Questo articolo è una risposta a quello di Marco Ponti originariamente pubblicato sulla testata ArcipelagoMilano e rilanciato da Linkiesta lo scorso 7 maggio
L’eloquente articolo di Marco Ponti sulla Carta di Milano merita un’attenta considerazione. Ponti è convinto che le questioni e le indicazioni contenute nella Carta siano irrilevanti e che le uniche questioni rilevanti siano quelle assenti. L’irrilevanza dei contenuti della Carta è esemplificata, secondo Ponti, dalla natura lapalissiana dei suoi enunciati, a partire dall’assunzione relativa al diritto al cibo inteso come diritto umano fondamentale. Sono convinto che l’assunzione relativa al diritto al cibo sia sfortunatamente ben lungi dall’essere lapalissiana e mi auguro che il difficile lavoro in cui è impegnata Livia Pomodoro con il suo Centro per il diritto al cibo consegua i risultati normativi auspicati in sede internazionale. Asserire o ascrivere un diritto non equivale a renderlo esigibile in modo cogente.
Ma non è di questo che mi interessa discutere a proposito delle tesi di Marco Ponti sull’irrilevanza dei contenuti della Carta. Vorrei difendere la rilevanza della Carta proprio muovendo dall’ipotesi che i suoi contenuti siano lapalissiani. Mostrerò in che senso Jacques de la Palice non è vissuto invano. La Carta di Milano è l’esito di un processo di elaborazione, cui hanno partecipato un gran numero di istituzioni, centri e agenzie, che ha avuto come scopo principale quello di predisporre un documento di cittadinanza globale che prevede e chiede assunzioni di responsabilità nei confronti del tema di Expo 2015, “Nutrire il pianeta. Energia per la vita”.
È una proposta rivolta ai cittadini e alle cittadine del mondo che possono sottoscriverla esercitando la voice, per dirla con Albert Hirschman. Non è un protocollo intergovernativo, né un’agenda di policies. Questo rende conto del fatto elementare che mancano nella Carta “quantificazioni” o “priorità”, come osserva Ponti. E rende anche conto del fatto che espressioni come “difesa del suolo”, “difesa del reddito degli agricoltori” e “uso di fonti energetiche pulite” siano inevitabilmente vaghe ed esposte a interpretazioni controverse, come sottolinea Ponti (solo il suo riferimento ironico ai pescatori che distruggono la fauna ittica è infelice, dato che nella Carta è lapalissianamente definito inaccettabile che “più del 30% del pescato soggetto al commercio sia sfruttato oltre la sua capacità di rigenerazione”).

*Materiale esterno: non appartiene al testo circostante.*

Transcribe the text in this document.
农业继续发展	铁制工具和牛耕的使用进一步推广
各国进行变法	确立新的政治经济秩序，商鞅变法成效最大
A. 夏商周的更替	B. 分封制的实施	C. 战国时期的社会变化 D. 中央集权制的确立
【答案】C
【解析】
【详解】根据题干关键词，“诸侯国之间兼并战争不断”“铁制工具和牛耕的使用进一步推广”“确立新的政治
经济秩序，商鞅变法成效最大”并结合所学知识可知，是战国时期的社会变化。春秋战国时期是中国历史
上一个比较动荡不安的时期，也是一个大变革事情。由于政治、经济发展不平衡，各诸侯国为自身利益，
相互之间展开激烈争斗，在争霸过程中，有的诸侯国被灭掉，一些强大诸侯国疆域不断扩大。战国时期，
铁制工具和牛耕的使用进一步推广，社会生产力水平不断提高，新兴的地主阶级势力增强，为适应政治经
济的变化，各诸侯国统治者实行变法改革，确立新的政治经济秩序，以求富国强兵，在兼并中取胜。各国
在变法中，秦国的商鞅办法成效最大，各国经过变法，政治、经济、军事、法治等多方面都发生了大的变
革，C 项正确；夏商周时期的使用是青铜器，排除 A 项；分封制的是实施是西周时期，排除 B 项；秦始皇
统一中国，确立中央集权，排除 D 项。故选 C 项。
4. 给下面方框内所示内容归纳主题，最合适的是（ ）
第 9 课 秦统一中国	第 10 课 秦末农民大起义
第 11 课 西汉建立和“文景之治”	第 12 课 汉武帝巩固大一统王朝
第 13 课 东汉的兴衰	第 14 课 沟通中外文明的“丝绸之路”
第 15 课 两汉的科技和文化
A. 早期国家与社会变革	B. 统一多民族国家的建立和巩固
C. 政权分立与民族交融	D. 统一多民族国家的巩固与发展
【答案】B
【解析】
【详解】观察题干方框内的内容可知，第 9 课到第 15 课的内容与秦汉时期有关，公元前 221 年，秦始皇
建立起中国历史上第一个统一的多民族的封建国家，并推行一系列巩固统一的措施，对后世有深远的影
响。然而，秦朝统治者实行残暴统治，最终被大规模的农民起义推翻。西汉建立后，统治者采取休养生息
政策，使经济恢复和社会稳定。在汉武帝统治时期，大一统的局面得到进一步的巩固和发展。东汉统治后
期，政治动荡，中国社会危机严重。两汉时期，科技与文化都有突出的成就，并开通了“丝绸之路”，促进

In parole povere, la Carta mira a mettere a fuoco le nostre responsabilità elementari per delineare un futuro sostenibile e più equo. Ecco perché il nostro Jacques de la Palice è all’opera: proprio perché proposte e misure e provvedimenti alternativi siano messi al centro della discussione pubblica e del confronto globale delle idee e delle pratiche. Marco Ponti ce ne dà un ottimo esempio nella sua risoluta critica dell’agricoltura tradizionale e nella sua difesa, senza se e senza ma, degli OGM. Ma ciò è sorprendentemente una prova della rilevanza della Carta.